Casualmente, scorrendo le pagine di un noto social, ci siamo imbattuti in una
storia scritta dal Generale Italico Cauteruccio. Dopo averla letta con molta
attenzione abbiamo capito che quelle righe erano esattamente quanto stavamo
cercando. Contattato l’autore abbiamo avuto il consenso a pubblicare l’articolo
che potete leggere di seguito. Approfittiamo di queste pagine per ringraziarlo
pubblicamente.
A Cison di Valmarino, nelle prealpi trevigiane, esiste un tempio a cielo aperto dedicato ai Caduti alpini di quella provincia. È il Bosco delle Penne Mozze, nato 50 anni fa, nell’ intento di ricordare nel pieno della natura montana con un segno, una stele ognuno di quegli Uomini che hanno compiuto, sino all’estremo, il loro dovere di Soldati. E proprio per questa sua caratteristica che ha un significato particolare e va assumendo, come per tutte le cose valide e genuine, sempre più prestigio con il passare del tempo. Per tale motivo, quest’anno si è voluto celebrare il suo cinquantenario con particolare solennità.
Quando iniziò la sua vita erano i primi anni ’70 e il corpo degli Alpini festeggiava il suo centenario. Sin dagli albori colpì per l’originalità dell’idea, per la finalità così semplice e pulita, per il suo evidente valore morale. Era un’epoca di fermenti e di virulente ideologie che caratterizzarono, con il marchio della contestazione, quegli anni così staccati e già lontani da quelli della guerra, nefasta come tutte le guerre, per giunta perduta e anche male. E come se quel passato non fosse stato della gente, tutto quanto faceva riferimento ai sacrifici del periodo bellico, alle sofferenze vissute, era tacciato di retorica talvolta con aperto disprezzo. Persino il ricordo dei Caduti, nelle cerimonie che non fossero militari o delle associazioni d’arma, era confinato al minimo delle celebrazioni, quasi a vergognarsene, per lasciare spazio ad altri meriti e ad utopie d’importazione.

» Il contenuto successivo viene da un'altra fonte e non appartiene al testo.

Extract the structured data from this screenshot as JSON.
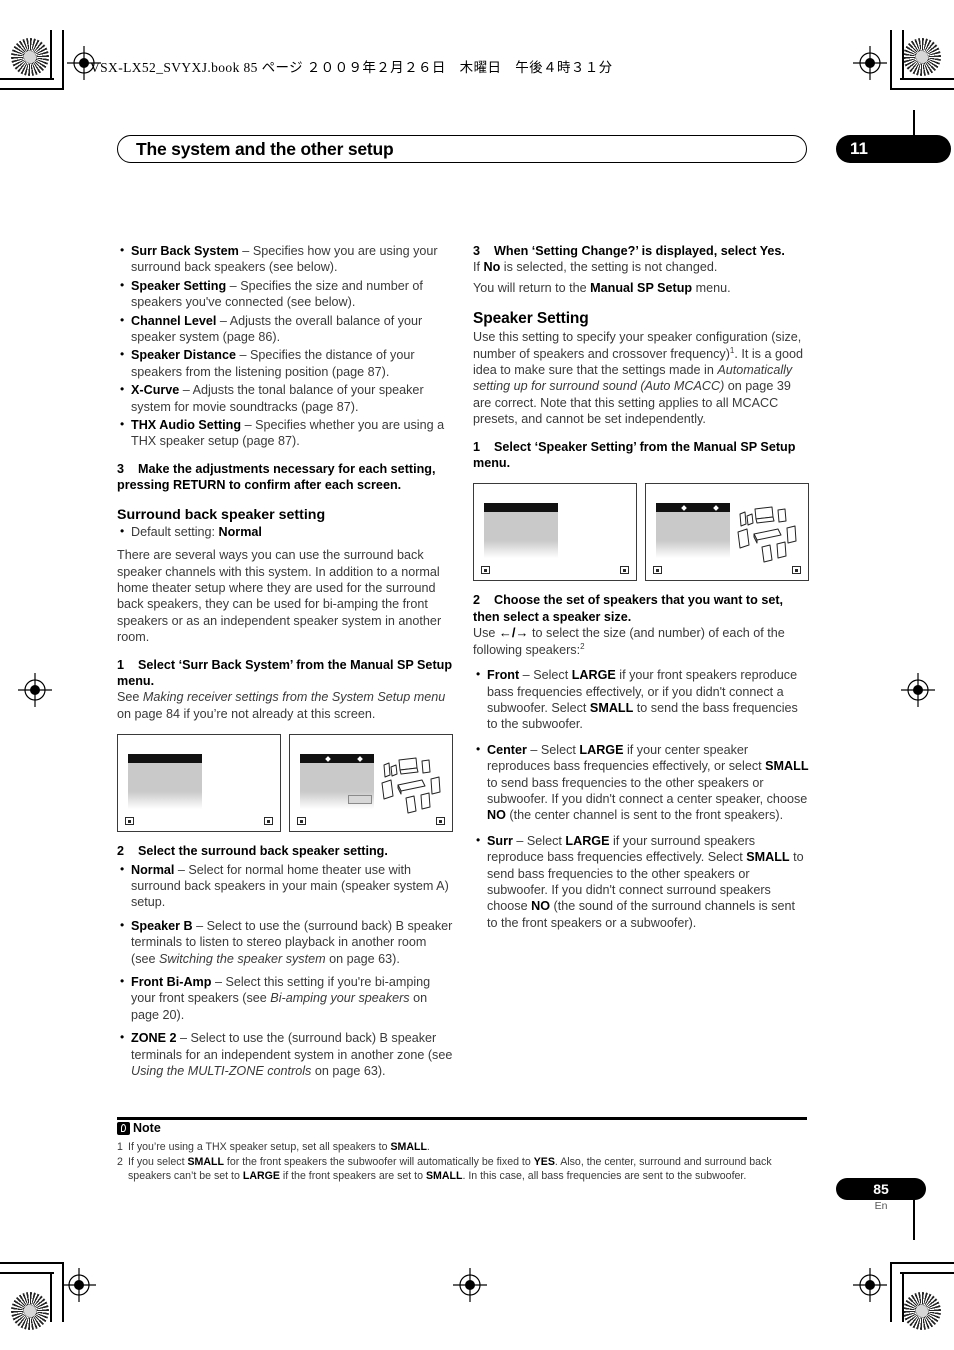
{
  "printer_line": "VSX-LX52_SVYXJ.book   85 ページ   ２００９年２月２６日　木曜日　午後４時３１分",
  "chapter": {
    "title": "The system and the other setup",
    "number": "11"
  },
  "left_column": {
    "settings_bullets": [
      {
        "term": "Surr Back System",
        "desc": " – Specifies how you are using your surround back speakers (see below)."
      },
      {
        "term": "Speaker Setting",
        "desc": " – Specifies the size and number of speakers you've connected (see below)."
      },
      {
        "term": "Channel Level",
        "desc": " – Adjusts the overall balance of your speaker system (page 86)."
      },
      {
        "term": "Speaker Distance",
        "desc": " – Specifies the distance of your speakers from the listening position (page 87)."
      },
      {
        "term": "X-Curve",
        "desc": " – Adjusts the tonal balance of your speaker system for movie soundtracks (page 87)."
      },
      {
        "term": "THX Audio Setting",
        "desc": " – Specifies whether you are using a THX speaker setup (page 87)."
      }
    ],
    "step3": {
      "num": "3",
      "text": "Make the adjustments necessary for each setting, pressing RETURN to confirm after each screen."
    },
    "heading": "Surround back speaker setting",
    "default_bullet_label": "Default setting: ",
    "default_bullet_value": "Normal",
    "intro_paragraph": "There are several ways you can use the surround back speaker channels with this system. In addition to a normal home theater setup where they are used for the surround back speakers, they can be used for bi-amping the front speakers or as an independent speaker system in another room.",
    "step1": {
      "num": "1",
      "text": "Select ‘Surr Back System’ from the Manual SP Setup menu."
    },
    "step1_body_pre": "See ",
    "step1_body_italic": "Making receiver settings from the System Setup menu",
    "step1_body_post": " on page 84 if you’re not already at this screen.",
    "step2": {
      "num": "2",
      "text": "Select the surround back speaker setting."
    },
    "option_bullets": [
      {
        "term": "Normal",
        "desc": " – Select for normal home theater use with surround back speakers in your main (speaker system A) setup."
      },
      {
        "term": "Speaker B",
        "desc": " – Select to use the (surround back) B speaker terminals to listen to stereo playback in another room (see ",
        "italic": "Switching the speaker system",
        "desc2": " on page 63)."
      },
      {
        "term": "Front Bi-Amp",
        "desc": " – Select this setting if you're bi-amping your front speakers (see ",
        "italic": "Bi-amping your speakers",
        "desc2": " on page 20)."
      },
      {
        "term": "ZONE 2",
        "desc": " – Select to use the (surround back) B speaker terminals for an independent system in another zone (see ",
        "italic": "Using the MULTI-ZONE controls",
        "desc2": " on page 63)."
      }
    ]
  },
  "right_column": {
    "step3": {
      "num": "3",
      "text": "When ‘Setting Change?’ is displayed, select Yes."
    },
    "step3_line1_pre": "If ",
    "step3_line1_bold": "No",
    "step3_line1_post": " is selected, the setting is not changed.",
    "step3_line2_pre": "You will return to the ",
    "step3_line2_bold": "Manual SP Setup",
    "step3_line2_post": " menu.",
    "heading": "Speaker Setting",
    "intro_a": "Use this setting to specify your speaker configuration (size, number of speakers and crossover frequency)",
    "intro_sup": "1",
    "intro_b": ". It is a good idea to make sure that the settings made in ",
    "intro_italic": "Automatically setting up for surround sound (Auto MCACC)",
    "intro_c": " on page 39 are correct. Note that this setting applies to all MCACC presets, and cannot be set independently.",
    "step1": {
      "num": "1",
      "text": "Select ‘Speaker Setting’ from the Manual SP Setup menu."
    },
    "step2": {
      "num": "2",
      "text": "Choose the set of speakers that you want to set, then select a speaker size."
    },
    "step2_body_pre": "Use ",
    "step2_arrows": "←/→",
    "step2_body_post": " to select the size (and number) of each of the following speakers:",
    "step2_sup": "2",
    "speaker_bullets": [
      {
        "term": "Front",
        "desc": " – Select LARGE if your front speakers reproduce bass frequencies effectively, or if you didn't connect a subwoofer. Select SMALL to send the bass frequencies to the subwoofer."
      },
      {
        "term": "Center",
        "desc": " – Select LARGE if your center speaker reproduces bass frequencies effectively, or select SMALL to send bass frequencies to the other speakers or subwoofer. If you didn't connect a center speaker, choose NO (the center channel is sent to the front speakers)."
      },
      {
        "term": "Surr",
        "desc": " – Select LARGE if your surround speakers reproduce bass frequencies effectively. Select SMALL to send bass frequencies to the other speakers or subwoofer. If you didn't connect surround speakers choose NO (the sound of the surround channels is sent to the front speakers or a subwoofer)."
      }
    ]
  },
  "note": {
    "label": "Note",
    "items": [
      {
        "num": "1",
        "text": "If you’re using a THX speaker setup, set all speakers to SMALL."
      },
      {
        "num": "2",
        "text": "If you select SMALL for the front speakers the subwoofer will automatically be fixed to YES. Also, the center, surround and surround back speakers can’t be set to LARGE if the front speakers are set to SMALL. In this case, all bass frequencies are sent to the subwoofer."
      }
    ]
  },
  "footer": {
    "page": "85",
    "lang": "En"
  },
  "icons": {
    "note_icon": "note-pencil-icon",
    "osd_badge": "osd-corner-badge-icon",
    "registration": "registration-crosshair-icon"
  }
}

Ma, allora, si volle andare controcorrente. Ecco perché si fecero subito apprezzare il coraggio e l’alta sensibilità dell’alpino professor Altarui che ne ebbe l’intuizione e la propugnò sino a farne un’opera che era e rimane una espressione di altissima civiltà così rara in questo nostro tempo: un’iniziativa da alpini che, per intima norma, non seguono le mode, ma solo la loro coscienza e la fedeltà ai loro ideali. Profondamente poetica la concezione ed efficace l’insegnamento di sposare il ricordo di una vita spenta, perché dedicata alla Patria, con una nuova vita, quella di una giovane pianta quasi a perpetuare la continuità del vincolo di amore, l’attaccamento alla propria terra, simboleggiati dalle radici che si avvincono in una proda tanto amena e suggestiva.
Così l’iniziativa è venuta ad allinearsi, in modo più gentile e romantico, alla realtà solenne e severa dei Sacrari Militari che non mancano certo nella terra tra il Grappa, il Montello ed il Piave in onore dei nostri Soldati e della gente veneta. In sintesi, si tratta di un grande memoriale, esteso su un’area di oltre 16.000 mq di terreno, realizzato grazie all’entusiasmo ed alla determinazione degli alpini del luogo ed altri che insieme vi hanno dedicato generosamente tempo ed energie.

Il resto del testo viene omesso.